Alors que des voix s'élèvent pour critiquer l'action des services de renseignements algériens après la prise d'otages mortelle d'In Amenas, le politologue Mohamed Chafik Mesbah évoque la "régénération du terrorisme".
"Négligence", "défaillance"... Cinq jours après la prise d'otages qui a conduit à la mort de 38 personnes à In Amenas en Algérie, l'armée algérienne est sous le feu des critiques. Le 12 septembre 2012, dans une vidéo postée par le groupe terroriste à l'origine de l'attaque du site gazier, Mouwaqqiiin bi-d-dam ("Ceux qui signent de leur sang"), les menaces de représailles en cas d'intervention française au Mali étaient claires. Deux mois plus tard, en novembre, une cellule terroriste de 12 personnes, qui plannifiait des attaques sur les installations pétrolières étrangères du sud de l'Algérie, avait été démantelée par la police. Pourtant, malgré ces signaux d'alerte, aucune mesure particulière n'a été prise pour renforcer la sécurité des sites. De quoi alimenter la suspicion. Ainsi, Jeremy Keenan, spécialiste britannique de la région du Sahel et professeur à l'université de Londres, n'a pas hésité à parler d‘'inside job’ (une opération menée de l’intérieur, ndlr), lors d'une interview accordée le 16 janvier à la chaîne britannique BBC News. Pour Mohamed Chafik Mesbah, politologue et officier supérieur de l'armée à la retraite, il ne s'agit que de "spéculations". Interview.
FRANCE 24: Des analystes à l’image du sociologue britannique Jeremy Keenan, accusent les autorités algériennes d’avoir laissé faire l’attaque terroriste contre In Amenas. Cela vous parait-il plausible ?
Mohamed Chafik Mesbah: Ce genre de spéculations ne repose pas sur des faits établis. Tout le monde peut évoquer de telles hypothèses, encore faudra-t-il faire la démonstration de leur bien-fondé. Il me semble exagéré de prêter de telles intentions aux autorités algériennes. Nous sommes bien en présence d’une régénération du phénomène terroriste que les services de renseignements et de sécurité algériens ont des difficultés à affronter. Sans doute, les méthodes doivent-elles évoluer. Autrement, il y a bien un phénomène terroriste qui prend place au Sahel sous une forme nouvelle et durable.

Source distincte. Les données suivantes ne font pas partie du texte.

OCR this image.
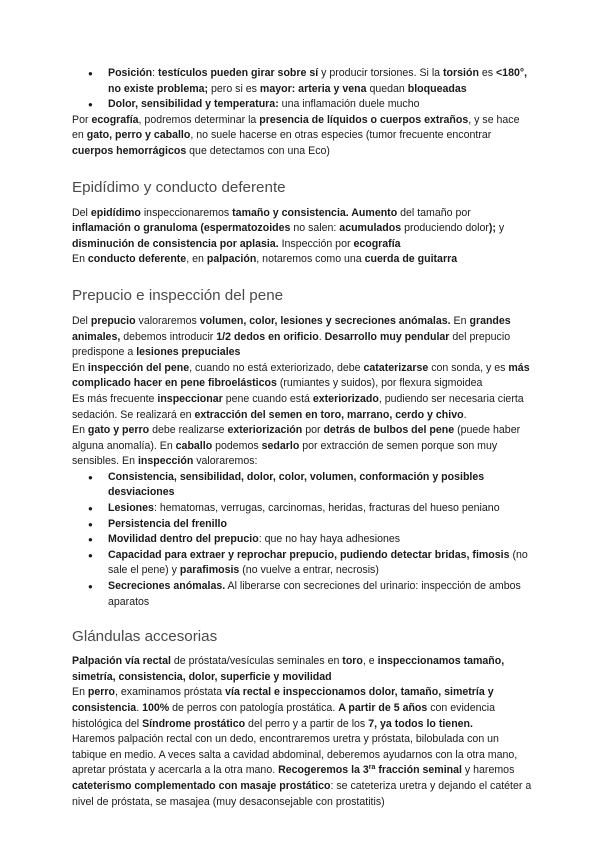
● Posición: testículos pueden girar sobre sí y producir torsiones. Si la torsión es <180°, no existe problema; pero si es mayor: arteria y vena quedan bloqueadas
● Dolor, sensibilidad y temperatura: una inflamación duele mucho

Por ecografía, podremos determinar la presencia de líquidos o cuerpos extraños, y se hace en gato, perro y caballo, no suele hacerse en otras especies (tumor frecuente encontrar cuerpos hemorrágicos que detectamos con una Eco)

Epidídimo y conducto deferente

Del epidídimo inspeccionaremos tamaño y consistencia. Aumento del tamaño por inflamación o granuloma (espermatozoides no salen: acumulados produciendo dolor); y disminución de consistencia por aplasia. Inspección por ecografía

En conducto deferente, en palpación, notaremos como una cuerda de guitarra

Prepucio e inspección del pene

Del prepucio valoraremos volumen, color, lesiones y secreciones anómalas. En grandes animales, debemos introducir 1/2 dedos en orificio. Desarrollo muy pendular del prepucio predispone a lesiones prepuciales

En inspección del pene, cuando no está exteriorizado, debe cataterizarse con sonda, y es más complicado hacer en pene fibroelásticos (rumiantes y suidos), por flexura sigmoidea

Es más frecuente inspeccionar pene cuando está exteriorizado, pudiendo ser necesaria cierta sedación. Se realizará en extracción del semen en toro, marrano, cerdo y chivo.

En gato y perro debe realizarse exteriorización por detrás de bulbos del pene (puede haber alguna anomalía). En caballo podemos sedarlo por extracción de semen porque son muy sensibles. En inspección valoraremos:

● Consistencia, sensibilidad, dolor, color, volumen, conformación y posibles desviaciones
● Lesiones: hematomas, verrugas, carcinomas, heridas, fracturas del hueso peniano
● Persistencia del frenillo
● Movilidad dentro del prepucio: que no hay haya adhesiones
● Capacidad para extraer y reprochar prepucio, pudiendo detectar bridas, fimosis (no sale el pene) y parafimosis (no vuelve a entrar, necrosis)
● Secreciones anómalas. Al liberarse con secreciones del urinario: inspección de ambos aparatos
Glándulas accesorias

Palpación vía rectal de próstata/vesículas seminales en toro, e inspeccionamos tamaño, simetría, consistencia, dolor, superficie y movilidad

En perro, examinamos próstata vía rectal e inspeccionamos dolor, tamaño, simetría y consistencia. 100% de perros con patología prostática. A partir de 5 años con evidencia histológica del Síndrome prostático del perro y a partir de los 7, ya todos lo tienen.

Haremos palpación rectal con un dedo, encontraremos uretra y próstata, bilobulada con un tabique en medio. A veces salta a cavidad abdominal, deberemos ayudarnos con la otra mano, apretar próstata y acercarla a la otra mano. Recogeremos la $3^{ra}$ fracción seminal y haremos cateterismo complementado con masaje prostático: se cateteriza uretra y dejando el catéter a nivel de próstata, se masajea (muy desaconsejable con prostatitis)
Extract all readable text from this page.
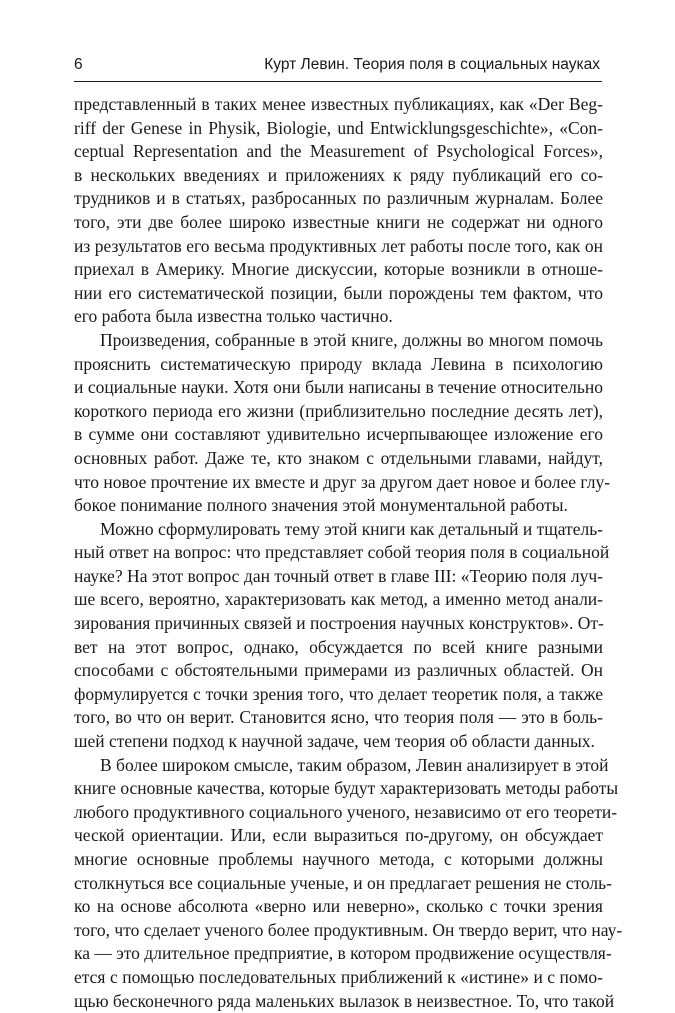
6	Курт Левин. Теория поля в социальных науках
представленный в таких менее известных публикациях, как «Der Beg-
riff der Genese in Physik, Biologie, und Entwicklungsgeschichte», «Con-
ceptual Representation and the Measurement of Psychological Forces»,
в нескольких введениях и приложениях к ряду публикаций его со-
трудников и в статьях, разбросанных по различным журналам. Более
того, эти две более широко известные книги не содержат ни одного
из результатов его весьма продуктивных лет работы после того, как он
приехал в Америку. Многие дискуссии, которые возникли в отноше-
нии его систематической позиции, были порождены тем фактом, что
его работа была известна только частично.
Произведения, собранные в этой книге, должны во многом помочь
прояснить систематическую природу вклада Левина в психологию
и социальные науки. Хотя они были написаны в течение относительно
короткого периода его жизни (приблизительно последние десять лет),
в сумме они составляют удивительно исчерпывающее изложение его
основных работ. Даже те, кто знаком с отдельными главами, найдут,
что новое прочтение их вместе и друг за другом дает новое и более глу-
бокое понимание полного значения этой монументальной работы.
Можно сформулировать тему этой книги как детальный и тщатель-
ный ответ на вопрос: что представляет собой теория поля в социальной
науке? На этот вопрос дан точный ответ в главе III: «Теорию поля луч-
ше всего, вероятно, характеризовать как метод, а именно метод анали-
зирования причинных связей и построения научных конструктов». От-
вет на этот вопрос, однако, обсуждается по всей книге разными
способами с обстоятельными примерами из различных областей. Он
формулируется с точки зрения того, что делает теоретик поля, а также
того, во что он верит. Становится ясно, что теория поля — это в боль-
шей степени подход к научной задаче, чем теория об области данных.
В более широком смысле, таким образом, Левин анализирует в этой
книге основные качества, которые будут характеризовать методы работы
любого продуктивного социального ученого, независимо от его теорети-
ческой ориентации. Или, если выразиться по-другому, он обсуждает
многие основные проблемы научного метода, с которыми должны
столкнуться все социальные ученые, и он предлагает решения не столь-
ко на основе абсолюта «верно или неверно», сколько с точки зрения
того, что сделает ученого более продуктивным. Он твердо верит, что нау-
ка — это длительное предприятие, в котором продвижение осуществля-
ется с помощью последовательных приближений к «истине» и с помо-
щью бесконечного ряда маленьких вылазок в неизвестное. То, что такой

F24 : Le parcours du groupe terroriste jusqu’au site d’In Amenas est troublant. L’accès au site a été aisé. Quelles défaillances peuvent être mises en évidence ?

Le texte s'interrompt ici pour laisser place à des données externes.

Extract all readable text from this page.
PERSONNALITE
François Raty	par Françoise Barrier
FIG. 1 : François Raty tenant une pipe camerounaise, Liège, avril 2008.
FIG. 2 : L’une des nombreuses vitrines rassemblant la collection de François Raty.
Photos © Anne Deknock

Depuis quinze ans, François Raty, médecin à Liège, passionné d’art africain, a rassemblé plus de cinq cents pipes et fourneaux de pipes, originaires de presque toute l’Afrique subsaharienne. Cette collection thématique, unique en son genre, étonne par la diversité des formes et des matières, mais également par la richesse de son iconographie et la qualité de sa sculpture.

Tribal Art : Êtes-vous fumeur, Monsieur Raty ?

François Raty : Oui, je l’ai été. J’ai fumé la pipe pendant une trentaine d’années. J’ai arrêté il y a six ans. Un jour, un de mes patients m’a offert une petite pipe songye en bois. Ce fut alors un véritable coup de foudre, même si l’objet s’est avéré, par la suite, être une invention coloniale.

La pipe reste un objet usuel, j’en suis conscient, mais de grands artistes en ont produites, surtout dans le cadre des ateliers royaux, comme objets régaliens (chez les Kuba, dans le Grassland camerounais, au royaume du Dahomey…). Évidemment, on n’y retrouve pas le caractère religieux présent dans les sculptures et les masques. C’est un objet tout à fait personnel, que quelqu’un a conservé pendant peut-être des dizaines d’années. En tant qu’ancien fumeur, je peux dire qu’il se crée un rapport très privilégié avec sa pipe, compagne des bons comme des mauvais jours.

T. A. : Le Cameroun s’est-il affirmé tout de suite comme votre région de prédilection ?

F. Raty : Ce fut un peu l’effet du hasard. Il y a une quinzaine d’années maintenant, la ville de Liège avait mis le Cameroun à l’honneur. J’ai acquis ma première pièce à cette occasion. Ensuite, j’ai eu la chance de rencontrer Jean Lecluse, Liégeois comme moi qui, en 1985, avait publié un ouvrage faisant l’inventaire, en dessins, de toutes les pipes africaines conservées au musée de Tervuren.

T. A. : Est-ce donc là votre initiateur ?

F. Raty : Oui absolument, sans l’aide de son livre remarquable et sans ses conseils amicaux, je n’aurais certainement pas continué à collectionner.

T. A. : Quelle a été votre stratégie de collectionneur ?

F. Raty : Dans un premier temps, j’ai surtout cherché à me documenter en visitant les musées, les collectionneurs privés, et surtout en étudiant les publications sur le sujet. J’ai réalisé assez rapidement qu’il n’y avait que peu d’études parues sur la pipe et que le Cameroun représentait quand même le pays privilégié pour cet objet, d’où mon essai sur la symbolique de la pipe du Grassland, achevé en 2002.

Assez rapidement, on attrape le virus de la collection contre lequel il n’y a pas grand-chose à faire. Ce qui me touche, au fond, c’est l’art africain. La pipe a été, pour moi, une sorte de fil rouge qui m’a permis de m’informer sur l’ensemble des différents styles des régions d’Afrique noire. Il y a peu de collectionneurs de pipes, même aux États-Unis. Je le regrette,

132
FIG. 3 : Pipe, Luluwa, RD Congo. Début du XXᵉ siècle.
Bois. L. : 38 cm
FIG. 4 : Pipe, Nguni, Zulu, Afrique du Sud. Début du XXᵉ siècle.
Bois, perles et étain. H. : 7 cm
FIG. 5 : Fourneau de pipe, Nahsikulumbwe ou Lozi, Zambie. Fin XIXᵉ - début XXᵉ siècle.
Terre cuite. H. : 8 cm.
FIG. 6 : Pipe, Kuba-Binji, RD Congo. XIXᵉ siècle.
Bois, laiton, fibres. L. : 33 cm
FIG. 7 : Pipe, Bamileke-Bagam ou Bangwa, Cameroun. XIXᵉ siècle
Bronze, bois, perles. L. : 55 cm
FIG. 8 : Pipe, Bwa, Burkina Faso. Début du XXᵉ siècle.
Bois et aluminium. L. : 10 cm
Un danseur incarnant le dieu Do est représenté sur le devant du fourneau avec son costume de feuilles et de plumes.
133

M.C.M.: À l’évidence, il existe une défaillance parfaitement décelable dès le prime abord. Il s’agit des anomalies qui ont caractérisé la protection interne du site attaqué d’In Amenas. Cette protection interne est à la charge de l’entreprise qui gère le site avec l’assistance de sociétés de gardiennage privées. Il est clair que l’État devra réviser cette concession accordée aux compagnies pétrolières et prendre en charge autrement la protection de ces sites sensibles.
F24 : Le président Bouteflika a été critiqué pour sa gestion de la crise. Quelles pourraient être les conséquences pour son éventuelle candidature pour 2014 ?

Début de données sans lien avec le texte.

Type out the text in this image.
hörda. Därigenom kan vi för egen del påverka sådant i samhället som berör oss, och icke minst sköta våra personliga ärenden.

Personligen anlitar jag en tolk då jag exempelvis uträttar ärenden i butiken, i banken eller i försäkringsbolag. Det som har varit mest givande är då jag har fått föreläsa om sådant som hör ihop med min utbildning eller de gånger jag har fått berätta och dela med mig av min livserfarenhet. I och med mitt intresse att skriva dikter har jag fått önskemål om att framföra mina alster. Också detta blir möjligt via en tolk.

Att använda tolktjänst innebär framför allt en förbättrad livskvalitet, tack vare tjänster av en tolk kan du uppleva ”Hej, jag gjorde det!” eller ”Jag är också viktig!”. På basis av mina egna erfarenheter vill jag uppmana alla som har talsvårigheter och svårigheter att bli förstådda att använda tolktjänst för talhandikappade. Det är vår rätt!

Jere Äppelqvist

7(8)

M.C.M.: L’épisode d’In Amenas aura des répercussions sur une éventuelle candidature de M. Bouteflika en 2014. L’autorisation de survol accordée aux aéronefs militaires français ainsi que l’ambiguïté de la position de M. Bouteflika vis-à-vis de l’islamisme politique peuvent assombrir ses relations avec l’institution militaire et sécuritaire.
F24: Comment pourrait évoluer la position algérienne sur le Mali ?
M.C.M.: Le président Bouteflika va tenir compte, probablement, des réserves de l’institution militaire. Hors de question que l’Algérie s’implique militairement au Mali ou qu’elle agisse dans un cadre de collaboration exclusive avec la France. Dans un cadre onusien, plus général, l’Algérie continuera d’apporter sa contribution au dénouement de la crise au Mali.